Mike reviews Frozen. Sort of.


"Why have a ballroom with no balls?"

The other night I sat down with my nieces and finally watched Disney’s Frozen©®❃. It’s good. I didn’t understand how it became a worldwide phenomenon and the highest-grossing animated film of all time until about the middle. In more ways the one, this film highlights the wonderful stupidity of children. Here’s my synopsis from memory:


The film opens on Arendelle, some sort of kingdom on the coast of what is most certainly a Scandinavian nation. Anna and Elsa are two young children playing unattended in a big-ass room. Elsa has the power to create and manipulate ice and snow. Anna has ADHD. She refuses to calm down and listen to Elsa. Instead she manically jumps off an ice cliff resulting in a blast of ice magic to her thick skull as Elsa tries to save her from busting it all over the ballroom floor. Their non-attentive parents ignore the concussion and instead rush the entire family out into the forest to meet with the ‘Crites’ -the furry alien monsters from the movie Critters. At first I thought they were chia-pets. The film refers to them as Trolls, but we know the truth.


Anna and Elsa’s parents explain the situation and the Trolls somehow come to the conclusion that the only way to save Anna is to suck out all the memories of Elsa’s powers.
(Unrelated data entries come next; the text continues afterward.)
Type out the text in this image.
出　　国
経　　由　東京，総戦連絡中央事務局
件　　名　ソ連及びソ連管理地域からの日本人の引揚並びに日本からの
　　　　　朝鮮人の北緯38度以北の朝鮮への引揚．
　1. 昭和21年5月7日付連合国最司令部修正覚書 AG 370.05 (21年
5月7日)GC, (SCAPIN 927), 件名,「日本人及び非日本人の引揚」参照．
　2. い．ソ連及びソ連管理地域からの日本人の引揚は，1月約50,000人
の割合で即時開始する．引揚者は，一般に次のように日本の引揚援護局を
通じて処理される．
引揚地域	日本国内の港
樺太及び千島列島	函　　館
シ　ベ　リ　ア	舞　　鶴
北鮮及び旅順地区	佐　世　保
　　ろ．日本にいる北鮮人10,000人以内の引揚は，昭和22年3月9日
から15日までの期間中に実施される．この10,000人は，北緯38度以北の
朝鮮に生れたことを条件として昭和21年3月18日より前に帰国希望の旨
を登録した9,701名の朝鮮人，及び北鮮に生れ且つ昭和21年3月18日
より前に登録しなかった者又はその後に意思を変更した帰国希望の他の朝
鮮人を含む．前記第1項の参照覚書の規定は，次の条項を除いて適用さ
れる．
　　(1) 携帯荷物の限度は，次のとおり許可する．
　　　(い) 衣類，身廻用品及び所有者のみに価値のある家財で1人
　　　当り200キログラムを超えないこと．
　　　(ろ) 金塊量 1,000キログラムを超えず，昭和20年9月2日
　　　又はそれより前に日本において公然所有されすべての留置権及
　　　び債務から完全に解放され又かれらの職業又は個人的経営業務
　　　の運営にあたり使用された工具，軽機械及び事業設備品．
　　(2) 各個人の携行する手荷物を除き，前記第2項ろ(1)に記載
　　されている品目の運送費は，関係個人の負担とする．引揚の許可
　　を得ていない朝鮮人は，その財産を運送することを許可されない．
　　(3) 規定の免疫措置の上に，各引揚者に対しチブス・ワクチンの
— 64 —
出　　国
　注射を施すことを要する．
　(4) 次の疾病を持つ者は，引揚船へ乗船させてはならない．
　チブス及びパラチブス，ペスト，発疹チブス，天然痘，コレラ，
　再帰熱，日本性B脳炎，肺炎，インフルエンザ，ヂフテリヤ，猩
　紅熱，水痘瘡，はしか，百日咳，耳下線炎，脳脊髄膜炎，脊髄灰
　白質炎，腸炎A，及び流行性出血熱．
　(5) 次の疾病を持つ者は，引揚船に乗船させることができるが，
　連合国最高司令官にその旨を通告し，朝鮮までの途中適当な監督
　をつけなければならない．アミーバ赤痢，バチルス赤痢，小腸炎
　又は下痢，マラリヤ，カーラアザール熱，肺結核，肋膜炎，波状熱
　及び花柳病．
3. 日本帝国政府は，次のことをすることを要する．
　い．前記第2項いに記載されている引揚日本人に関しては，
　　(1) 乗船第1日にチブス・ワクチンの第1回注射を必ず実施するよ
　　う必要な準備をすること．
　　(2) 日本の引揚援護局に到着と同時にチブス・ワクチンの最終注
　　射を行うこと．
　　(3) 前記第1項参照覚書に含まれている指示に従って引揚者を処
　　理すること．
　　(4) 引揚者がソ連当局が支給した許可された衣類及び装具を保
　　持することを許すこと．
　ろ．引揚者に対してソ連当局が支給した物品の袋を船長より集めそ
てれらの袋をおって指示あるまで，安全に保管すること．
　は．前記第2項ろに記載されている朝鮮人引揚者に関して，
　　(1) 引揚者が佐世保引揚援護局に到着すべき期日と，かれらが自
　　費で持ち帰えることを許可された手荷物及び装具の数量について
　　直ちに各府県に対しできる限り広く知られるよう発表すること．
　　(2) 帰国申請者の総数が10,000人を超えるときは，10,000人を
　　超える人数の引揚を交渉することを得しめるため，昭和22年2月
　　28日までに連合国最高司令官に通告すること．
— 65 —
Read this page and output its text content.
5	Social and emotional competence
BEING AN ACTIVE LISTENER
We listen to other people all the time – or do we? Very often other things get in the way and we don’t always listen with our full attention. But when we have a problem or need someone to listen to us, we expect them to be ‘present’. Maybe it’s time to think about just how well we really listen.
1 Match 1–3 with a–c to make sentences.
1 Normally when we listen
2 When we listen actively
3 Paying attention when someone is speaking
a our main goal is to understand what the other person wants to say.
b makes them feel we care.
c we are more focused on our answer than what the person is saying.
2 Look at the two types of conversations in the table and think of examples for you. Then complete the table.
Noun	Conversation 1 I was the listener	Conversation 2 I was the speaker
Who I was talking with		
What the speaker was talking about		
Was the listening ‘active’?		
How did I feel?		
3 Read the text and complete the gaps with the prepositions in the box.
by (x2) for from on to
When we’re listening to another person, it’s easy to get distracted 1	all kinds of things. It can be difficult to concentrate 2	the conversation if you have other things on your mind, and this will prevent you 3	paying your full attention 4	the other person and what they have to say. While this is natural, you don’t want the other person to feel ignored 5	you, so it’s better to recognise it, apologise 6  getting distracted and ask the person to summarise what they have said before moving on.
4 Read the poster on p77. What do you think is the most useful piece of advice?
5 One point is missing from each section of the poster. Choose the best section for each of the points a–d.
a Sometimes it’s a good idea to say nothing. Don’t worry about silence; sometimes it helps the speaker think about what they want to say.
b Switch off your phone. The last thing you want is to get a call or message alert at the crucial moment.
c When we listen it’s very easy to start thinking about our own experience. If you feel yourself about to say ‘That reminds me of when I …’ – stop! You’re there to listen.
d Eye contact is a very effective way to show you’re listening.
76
This is stupid, but who am I to question the wisdom of the critters? Off to the side we see a mama critter kidnap a boy and his moose. Elsa blames herself for the accident. She’s the last person who needs to take responsibility for what happened. The order of blame in this case is Anna, the parents, the castle staff, John Lasseter, Elsa.

Instead of sending Elsa away to the Xavier’s School for Gifted Youngsters (I already assume Elsa is actually the lovechild of Rogue and Iceman), her parents decide the best way to prevent any more accidents is to stop letting their girls play together and to keep Elsa isolated. At this point I’m not really sure what they are actually doing. Is Elsa locked in her room? Is she allowed to roam the castle but with limited contact with Anna? There is a musical time lapsed montage that shows them growing up into the animated supermodels that Disney likes to burden us with, but it’s unclear if Anna and Elsa ever see each other or communicate.
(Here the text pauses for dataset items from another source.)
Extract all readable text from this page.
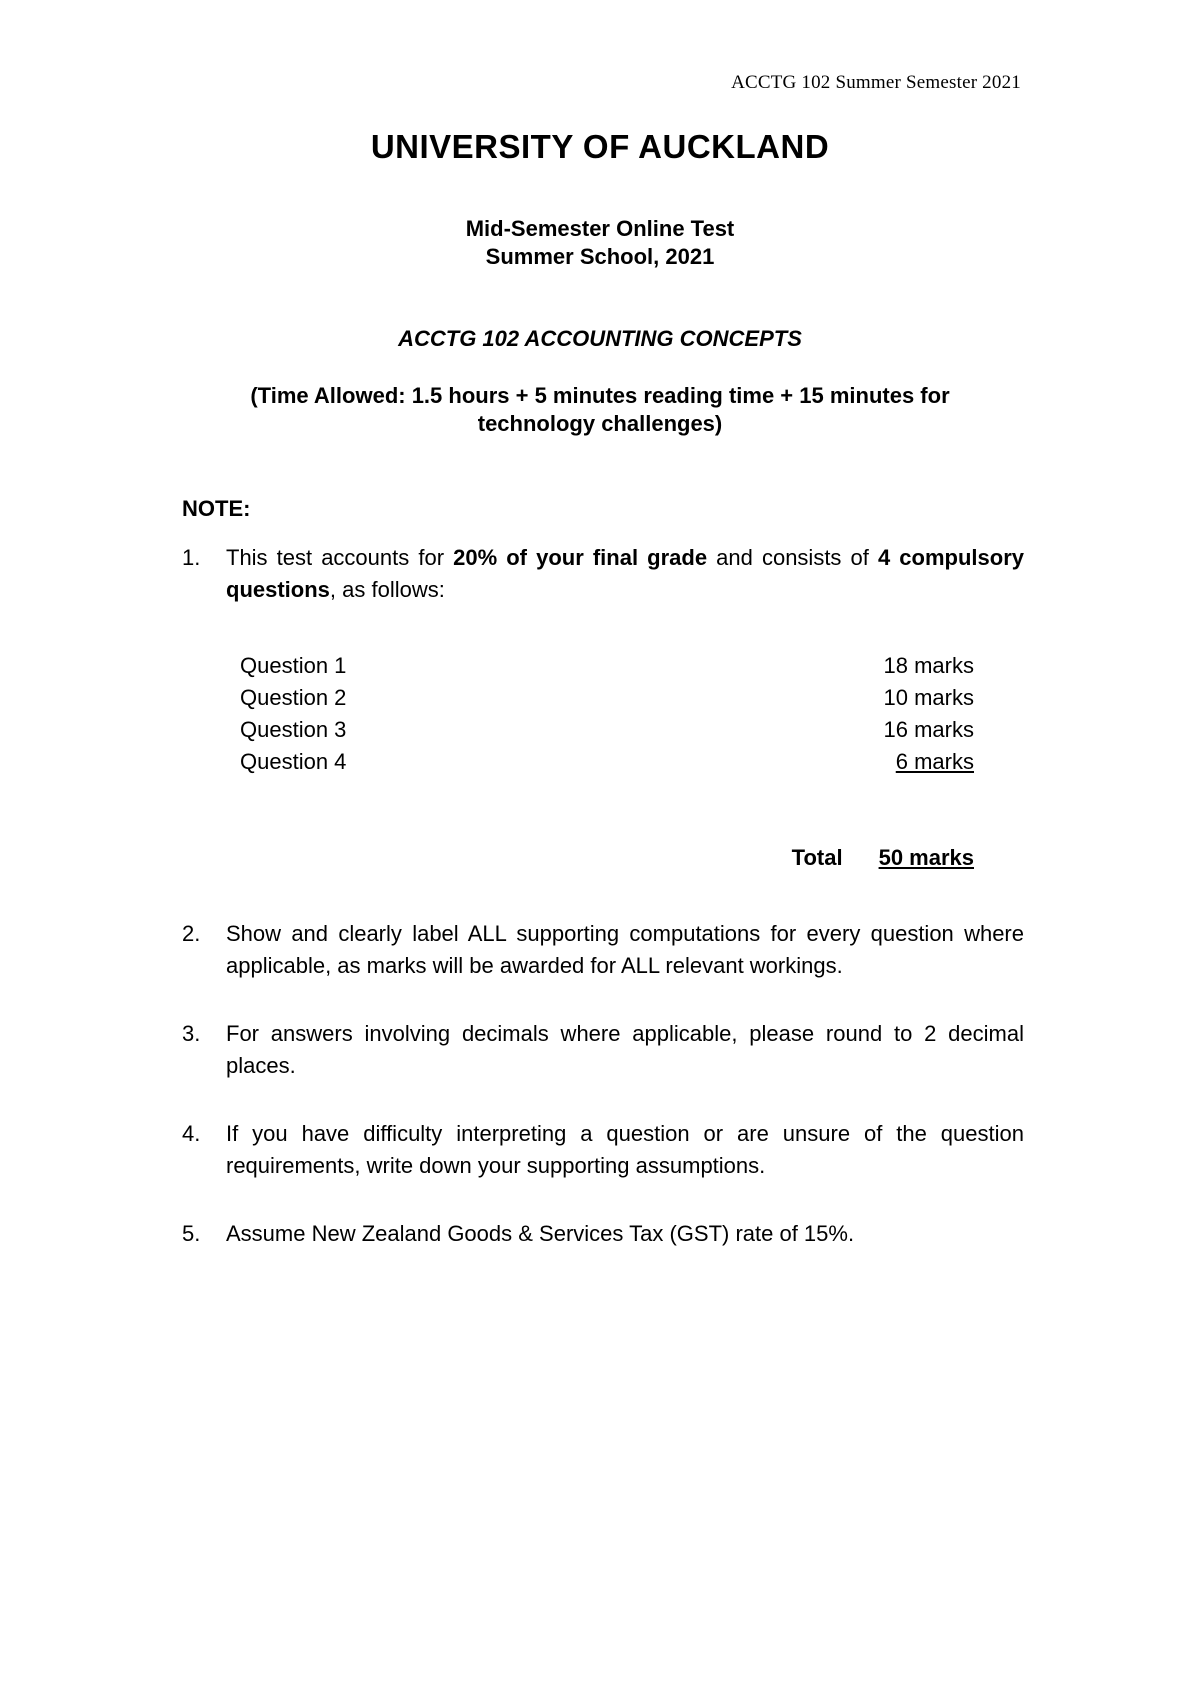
ACCTG 102 Summer Semester 2021
UNIVERSITY OF AUCKLAND
Mid-Semester Online Test
Summer School, 2021
ACCTG 102 ACCOUNTING CONCEPTS
(Time Allowed: 1.5 hours + 5 minutes reading time + 15 minutes for
technology challenges)
NOTE:
1. This test accounts for 20% of your final grade and consists of 4 compulsory questions, as follows:
Question 1	18 marks
Question 2	10 marks
Question 3	16 marks
Question 4	6 marks
Total 50 marks
2. Show and clearly label ALL supporting computations for every question where applicable, as marks will be awarded for ALL relevant workings.
3. For answers involving decimals where applicable, please round to 2 decimal places.
4. If you have difficulty interpreting a question or are unsure of the question requirements, write down your supporting assumptions.
5. Assume New Zealand Goods & Services Tax (GST) rate of 15%.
The parents, the king and queen of Arendelle, then get on a ship and leave. We don’t know where they’re going or why. I guess leadership of the kingdom is left to the babysitter until they get back. They don’t come back. Their ship vanishes into the ocean. We assume they died screaming because few Disney films like to deny the audience of orphans. This is all in the prologue. It seems like a lot but I’m pretty sure this all happened in the first two and half minutes of the film.


Three years later, it’s time for Elsa to be coronated as queen. Anna gleefully loses her shit as people are allowed inside for the party. She joins her sister during the ceremony and the sexual tension between them is palpable. I’m not kidding. The awkwardness between them after whether or not they’ve even seen each other or spoken in a decade inadvertently comes across as the wrong kind of unresolved intimacy. I’m not the only one who perceived it in this way. Others have taken the idea and run with it, if only to make the internet a little more disturbing.



Feeling all warm and gooey, Anna runs into a man she had previously groped on the docks. Muttonchop ascot man, otherwise known as Prince Hans, seems like a totally righteous dude. He and Anna run around singing a song that may or may not be about polygamy ("Love is an Open Door"). They decide to get married because that is what you do in a Disney princess movie. The couple go to Elsa for her blessing. In one of the best moments of the film and a complete reversal of previous traditional Disney values, Elsa basically calls her an idiot for wanting to marry someone she just met. The argument results in Elsa losing control of her powers and orgasmically blowing ice all over the ceremony. She leaves in a panic, freezing everything in her wake. Anna decides to pursue her sister into the now-frozen wilderness. Everyone else seems a little hesitant about letting the teenager and only royal family member remaining chase after the snow witch in woods filled with wolves and critters, but ultimately no one tries to stop her. Prince Mutton is now in charge. Elsa ascends to the top of Mount Crumpit and happily builds herself an ice castle after murdering the grinch.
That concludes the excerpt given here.